No, this was Jack, and I felt such a surge of gratitude to him that I actually began to weep even more than I had previously.
The men were, by this time, engaged in a spirited discussion about the relative merits of the war stallions both had owned when Jack had been William and Harry had been Harold, and I sat there and wept with happiness as Catling’s fire banded my wrists and the men argued about fetlocks.
It was the best Christmas I’d ever had.
And, as I sat there, and wept in joy, the pain abruptly vanished and I gave a soft gasp.
The pain had lost its effectiveness. Catling had done her worst, and all I had done was weep with happiness.
Jack and Harry barely broke stride (they’d reached withers by this stage). Jack poured out a fresh glass of whisky, pushing it towards me, and Harry picked up a marzipan pear, put it on a plate that had appeared to one side, sliced it into thin layers, and likewise pushed that towards me.
We sat there for perhaps another hour. Gradually, I joined in the conversation which Jack had steered away from his and Harry’s shared past to the problems the Epping Forest keepers had trying to reestablish the resident fallow deer population. That was a topic I didn’t have much knowledge of, either, but somehow Harry and Jack listened to what I had to say (while in no way appearing in the slightest bit patronising), and laughed at some of my weaker attempts at jesting.
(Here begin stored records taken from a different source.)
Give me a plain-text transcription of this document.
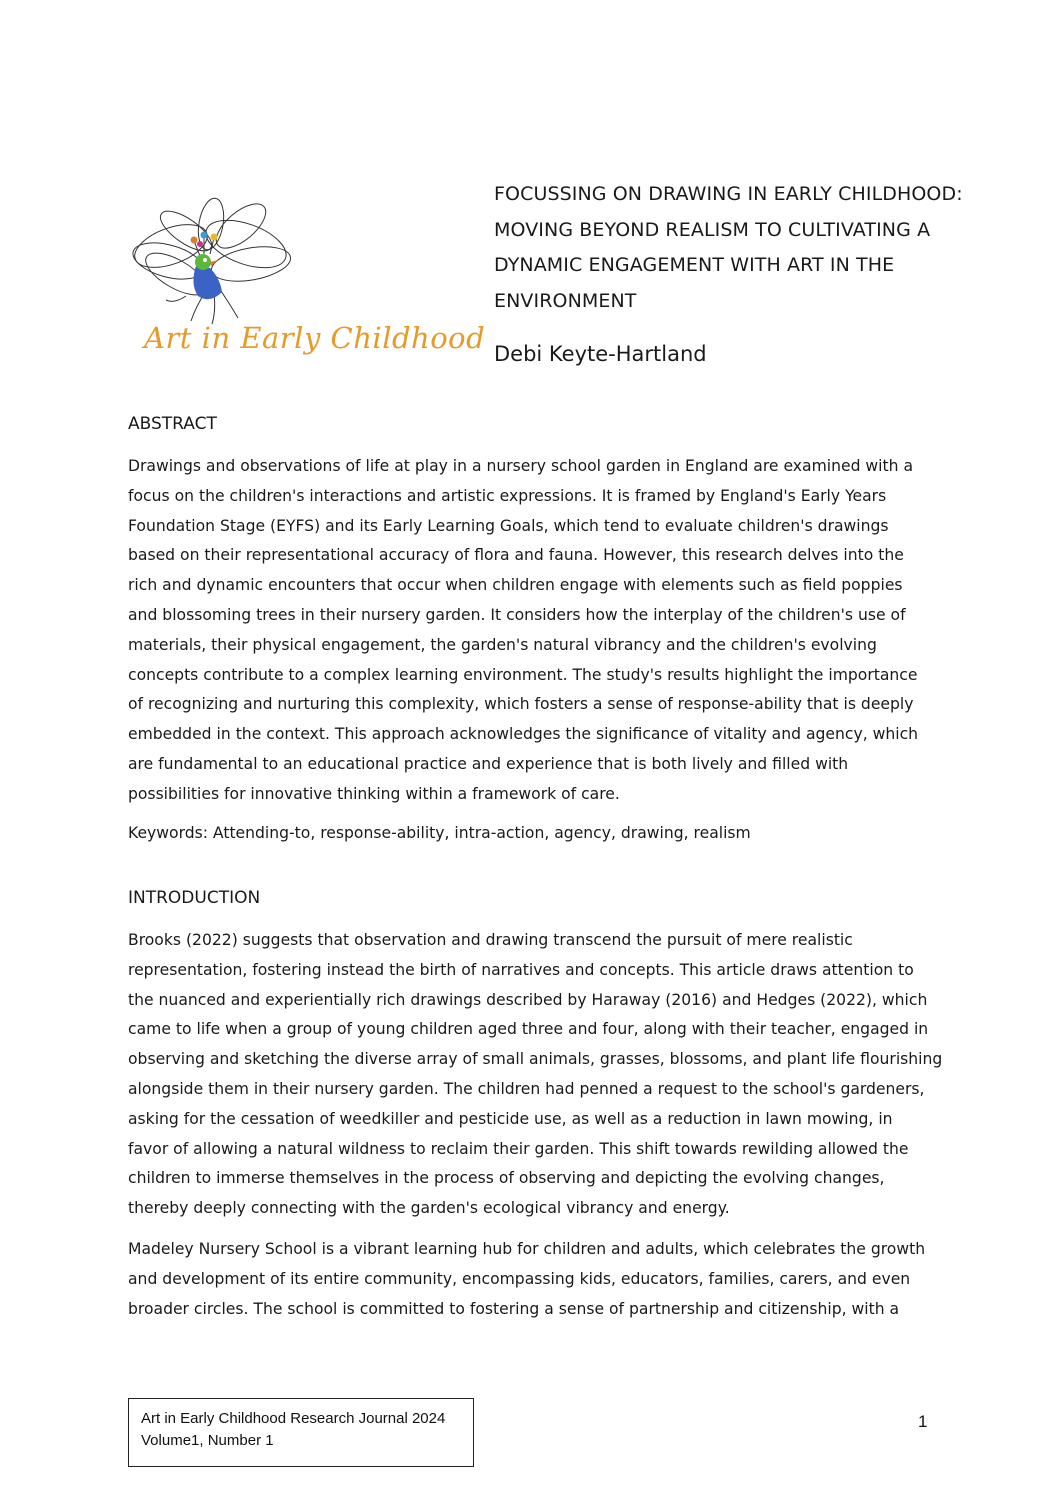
Art in Early Childhood
FOCUSSING ON DRAWING IN EARLY CHILDHOOD:
MOVING BEYOND REALISM TO CULTIVATING A
DYNAMIC ENGAGEMENT WITH ART IN THE
ENVIRONMENT

Debi Keyte-Hartland

ABSTRACT
Drawings and observations of life at play in a nursery school garden in England are examined with a
focus on the children's interactions and artistic expressions. It is framed by England's Early Years
Foundation Stage (EYFS) and its Early Learning Goals, which tend to evaluate children's drawings
based on their representational accuracy of flora and fauna. However, this research delves into the
rich and dynamic encounters that occur when children engage with elements such as field poppies
and blossoming trees in their nursery garden. It considers how the interplay of the children's use of
materials, their physical engagement, the garden's natural vibrancy and the children's evolving
concepts contribute to a complex learning environment. The study's results highlight the importance
of recognizing and nurturing this complexity, which fosters a sense of response-ability that is deeply
embedded in the context. This approach acknowledges the significance of vitality and agency, which
are fundamental to an educational practice and experience that is both lively and filled with
possibilities for innovative thinking within a framework of care.

Keywords: Attending-to, response-ability, intra-action, agency, drawing, realism

INTRODUCTION
Brooks (2022) suggests that observation and drawing transcend the pursuit of mere realistic
representation, fostering instead the birth of narratives and concepts. This article draws attention to
the nuanced and experientially rich drawings described by Haraway (2016) and Hedges (2022), which
came to life when a group of young children aged three and four, along with their teacher, engaged in
observing and sketching the diverse array of small animals, grasses, blossoms, and plant life flourishing
alongside them in their nursery garden. The children had penned a request to the school's gardeners,
asking for the cessation of weedkiller and pesticide use, as well as a reduction in lawn mowing, in
favor of allowing a natural wildness to reclaim their garden. This shift towards rewilding allowed the
children to immerse themselves in the process of observing and depicting the evolving changes,
thereby deeply connecting with the garden's ecological vibrancy and energy.
Madeley Nursery School is a vibrant learning hub for children and adults, which celebrates the growth
and development of its entire community, encompassing kids, educators, families, carers, and even
broader circles. The school is committed to fostering a sense of partnership and citizenship, with a
Art in Early Childhood Research Journal 2024
Volume1, Number 1
1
That made Jack remember our meeting in the Lyons teashop, and soon he had both Harry and me laughing uproariously with his vastly exaggerated account of how every woman within five hundred yards had offered him her body then and there.
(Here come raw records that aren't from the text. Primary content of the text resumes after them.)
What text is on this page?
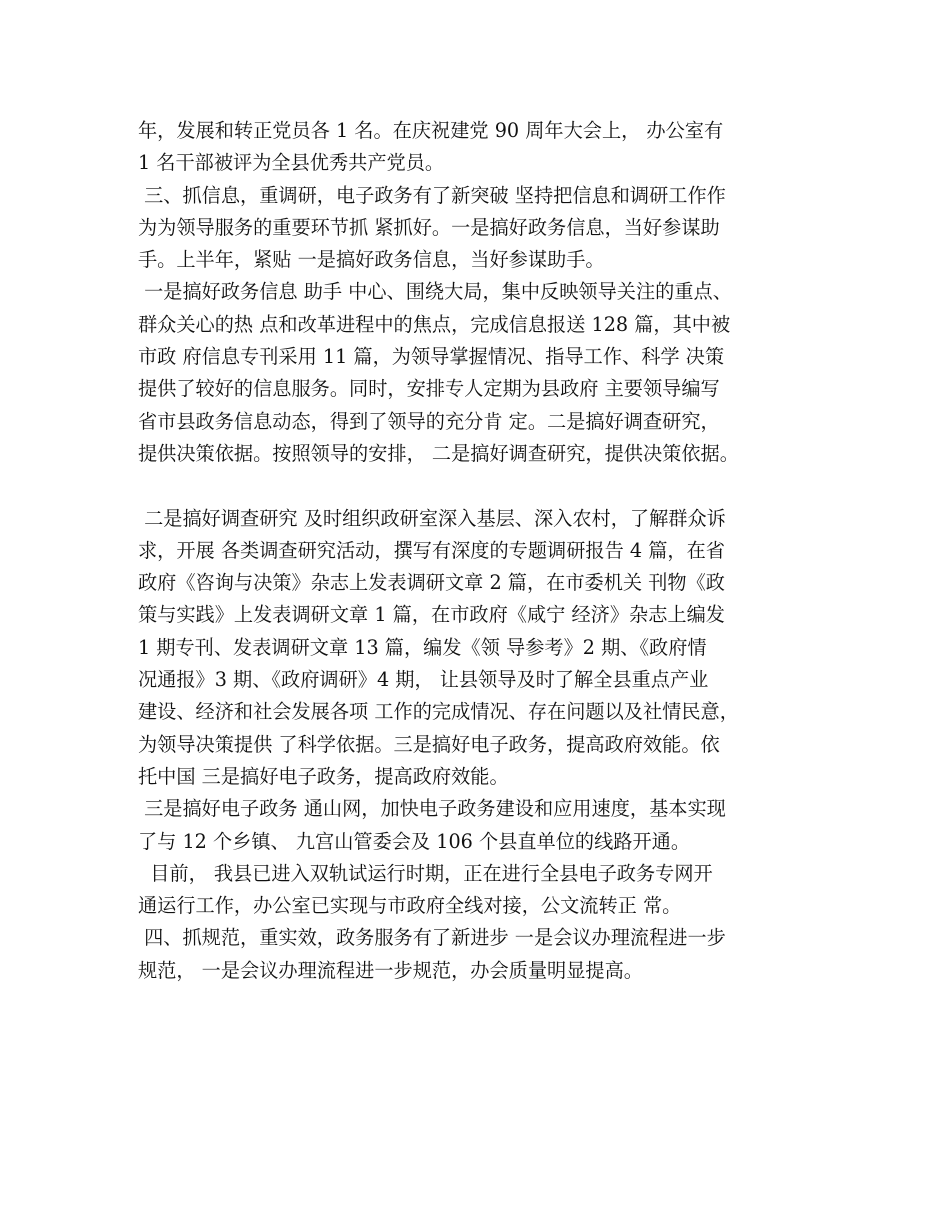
年，发展和转正党员各 1 名。在庆祝建党 90 周年大会上， 办公室有
1 名干部被评为全县优秀共产党员。
三、抓信息，重调研，电子政务有了新突破 坚持把信息和调研工作作
为为领导服务的重要环节抓 紧抓好。一是搞好政务信息，当好参谋助
手。上半年，紧贴 一是搞好政务信息，当好参谋助手。
一是搞好政务信息 助手 中心、围绕大局，集中反映领导关注的重点、
群众关心的热 点和改革进程中的焦点，完成信息报送 128 篇，其中被
市政 府信息专刊采用 11 篇，为领导掌握情况、指导工作、科学 决策
提供了较好的信息服务。同时，安排专人定期为县政府 主要领导编写
省市县政务信息动态，得到了领导的充分肯 定。二是搞好调查研究，
提供决策依据。按照领导的安排， 二是搞好调查研究，提供决策依据。
二是搞好调查研究 及时组织政研室深入基层、深入农村，了解群众诉
求，开展 各类调查研究活动，撰写有深度的专题调研报告 4 篇，在省
政府《咨询与决策》杂志上发表调研文章 2 篇，在市委机关 刊物《政
策与实践》上发表调研文章 1 篇，在市政府《咸宁 经济》杂志上编发
1 期专刊、发表调研文章 13 篇，编发《领 导参考》2 期、《政府情
况通报》3 期、《政府调研》4 期， 让县领导及时了解全县重点产业
建设、经济和社会发展各项 工作的完成情况、存在问题以及社情民意，
为领导决策提供 了科学依据。三是搞好电子政务，提高政府效能。依
托中国 三是搞好电子政务，提高政府效能。
三是搞好电子政务 通山网，加快电子政务建设和应用速度，基本实现
了与 12 个乡镇、 九宫山管委会及 106 个县直单位的线路开通。
目前， 我县已进入双轨试运行时期，正在进行全县电子政务专网开
通运行工作，办公室已实现与市政府全线对接，公文流转正 常。
四、抓规范，重实效，政务服务有了新进步 一是会议办理流程进一步
规范， 一是会议办理流程进一步规范，办会质量明显提高。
“And yet you were resistant?” Harry said to me, eventually.
I grinned at Jack. “Everyone needs at least one mountain left to scale.”
“Is that a challenge?” he said, his tone light, those dark eyebrows raised.
“It most certainly isn’t an invitation,” I said, and he smiled, and our conversation drifted to other things.
We went back in, eventually, to find most of the others had gone to bed. My parents and I were staying at Faerie Hill Manor that night, going back to the Savoy in the morning, and I walked towards the stairs, thinking to go to bed myself, when Jack called softly to me.
I’d walked up three or four of the stairs by this time, and I turned, and looked down at him.
He was holding out the plate with the remaining slices of marzipan pear on it. “Take this,” he said. “A midnight snack.”